Published: 13 Oct 2012 08:302 comments

WORK set to begin on demolition of old school house in Melrose.

The old school house in Melrose is being demolished to make way for a new playground.

SENTIMENT cannot stop progress.

That was the view expressed by Borders Party councillor Sandy Aitchison, the Scottish Borders Council's Executive Member for Education, as the local authority prepared to demolish the the old school house in Melrose to pave the way for a new extension to the primary school.

He said: "It's always sad to see an old building being removed, especially in a town like Melrose where the architecture is so important to the town and its character but I'm sure the children will enjoy the greater space. It will give them the opportunity for more exercise, which is a good thing."

The council this week confirmed it has appointed Glasgow based demolition contractors George Beattie and Sons Ltd of Kilsyth to take dismantle the old school house brick by brick.

Work is expected to begin on the project on Monday, October 15, and last around three weeks.

It is hoped the stone could be used in the new building, as well as local bridge repairs.

Councillor Aitchison said: "Beneficial progress cannot be halted by sentiment but a certain sadness will prevail for the older residents of Melrose and former pupils."

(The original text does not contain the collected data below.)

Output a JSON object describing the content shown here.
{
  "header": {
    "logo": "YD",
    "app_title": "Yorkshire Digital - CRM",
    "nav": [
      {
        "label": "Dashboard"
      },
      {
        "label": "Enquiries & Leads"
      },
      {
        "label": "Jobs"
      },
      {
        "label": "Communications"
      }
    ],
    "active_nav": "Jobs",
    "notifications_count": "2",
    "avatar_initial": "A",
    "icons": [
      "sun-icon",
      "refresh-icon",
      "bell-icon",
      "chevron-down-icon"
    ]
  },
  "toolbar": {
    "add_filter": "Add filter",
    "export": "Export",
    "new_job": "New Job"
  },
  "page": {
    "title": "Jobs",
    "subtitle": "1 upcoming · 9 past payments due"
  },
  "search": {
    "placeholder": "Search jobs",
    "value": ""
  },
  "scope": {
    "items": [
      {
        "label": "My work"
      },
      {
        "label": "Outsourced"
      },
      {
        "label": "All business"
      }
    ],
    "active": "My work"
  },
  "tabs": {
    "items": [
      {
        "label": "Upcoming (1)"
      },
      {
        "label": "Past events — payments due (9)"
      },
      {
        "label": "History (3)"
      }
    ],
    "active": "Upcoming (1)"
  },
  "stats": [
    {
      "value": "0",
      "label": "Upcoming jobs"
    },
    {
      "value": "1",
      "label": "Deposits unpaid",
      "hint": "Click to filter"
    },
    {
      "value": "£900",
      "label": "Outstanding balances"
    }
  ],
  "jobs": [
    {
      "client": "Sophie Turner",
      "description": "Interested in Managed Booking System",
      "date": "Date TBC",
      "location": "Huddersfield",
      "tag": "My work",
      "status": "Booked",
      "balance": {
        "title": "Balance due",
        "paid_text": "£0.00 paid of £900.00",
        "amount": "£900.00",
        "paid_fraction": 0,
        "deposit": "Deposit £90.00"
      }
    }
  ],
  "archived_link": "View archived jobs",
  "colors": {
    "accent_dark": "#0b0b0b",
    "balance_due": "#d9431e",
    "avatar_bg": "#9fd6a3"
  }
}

Last year the Border Telegraph revealed council chiefs were planning to push ahead with plans to demolish the old school house in Melrose - even though building work on the new extension might not begin for a number of years.

Council Leader David Parker, speaking at the time, claimed it was needed because the building in Huntly Road had reached capacity and finding suitable land to build a new school elsewhere in Melrose, he said, was "impossible".

However, the Leaderdale and Melrose Councillor was unable to confirm when work on the new extension might begin.

And community councillors, who revealed they had not been consulted on the demolition plans, expressed concern over the creation of an unsightly gap site.

Provost William Windram, chairman of Melrose and District Community Council, suggested the building could have been used as offices until the council were ready to proceed with the building of the new extension.

But it was hoped flattening the old school house would help move forward the timetable for building work.

A spokesperson for the local authority this week said: "Scottish Borders Council will shortly start work on the development of Melrose Grammar School which will take place over the next few years.

"In order to provide space for developments to move forward in the future, the Council, with the involvement of the school and parent council, approved the removal of the former school house. Once it has been removed the area will initially be used as additional alternative playground space.

"The school house will be taken down carefully so that the stone and other elements of the building can be recycled or reused in forthcoming projects. In particular, the external stonework is to be retained by SBC for use in future masonry bridge repair works."

Scottish Borders Council has apologised to local residents for any disruption during the demolition.

The local authoirty spokesperson added: "SBC is working closely with the contractor and the school to minimise disruption during the works.

"As there will be additional traffic movement in and around the area during this time the Council apologises in advance to local residents for any disruption and thanks them for their patience and co-operation whilst the works are ongoing."